Description of problem: When the I/O is happening on multiple cifs mounts (linux clients) and the ctdb node goes down, one of the cifs mount hangs forever. It does not recover even after the failback. Version-Release number of selected component (if applicable): RHS 2.0 How reproducible: Tried 3 -4 times, everytime Steps to Reproduce: 1. Do the ctdb setup on the RHS 2.0 cluster 2. Create and start a replicate or a Dis-rep volume. 3. On 2 linux clients, do the cifs mount using the virtual IP (used in the ctdb setup). 4. Initiate i/o on both the mounts 5. Bring down the node corresponding to the virtual IP used in the mount. snip of /var/log/messages on the hung client Oct 5 02:43:20 dhcp159-194 kernel: CIFS VFS: sends on sock ffff880068f8f940 stuck for 15 seconds Oct 5 02:43:20 dhcp159-194 kernel: CIFS VFS: Error -11 sending data on socket to server Actual results: One of the cifs mount hangs and the i/o is stopped. It does not recover at all. Expected results: The mounts will hang for few seconds during the failover and once the failover is done, the i/o continues. Additional info:
Chris, need your help here... any guesses on what would cause this issue?

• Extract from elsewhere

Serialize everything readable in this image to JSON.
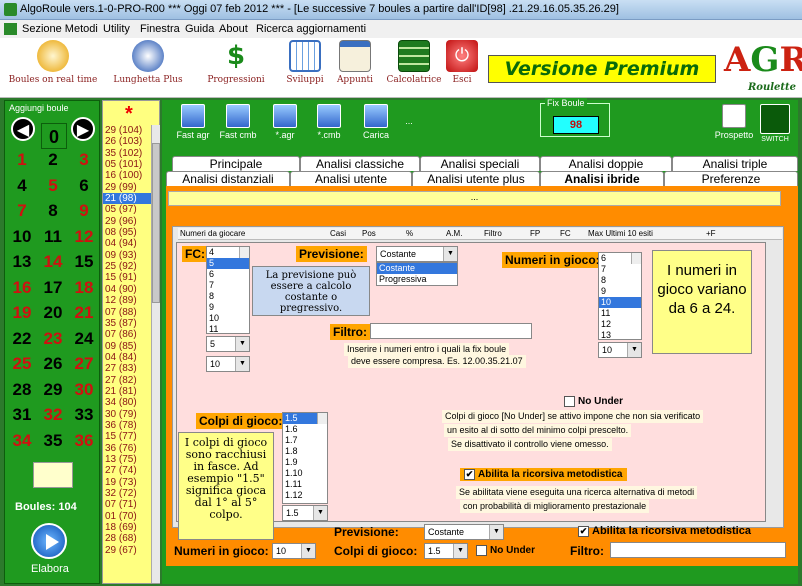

The SMB mount hangs on RHEL 6.3 client. Looks like it is due to the bug - https://bugzilla.redhat.com/show_bug.cgi?id=848331
RHS2.0, as shipped, has known issues in GlusterFS handling of POSIX byte-range locks that will cause CTDB to fail. CTDB should not crash or hang in these situations, but the underlying problem appears to be in Gluster's handling of POSIX byte-range lock semantics. See bug 869724. Until the CTDB recovery locking bug is fixed in Gluster, we will not be able to isolate the cause of CTDB-related locking issues.
Assigning to QE for regression testing. Possibly fixed by a GlusterFS patch. See bug 869724.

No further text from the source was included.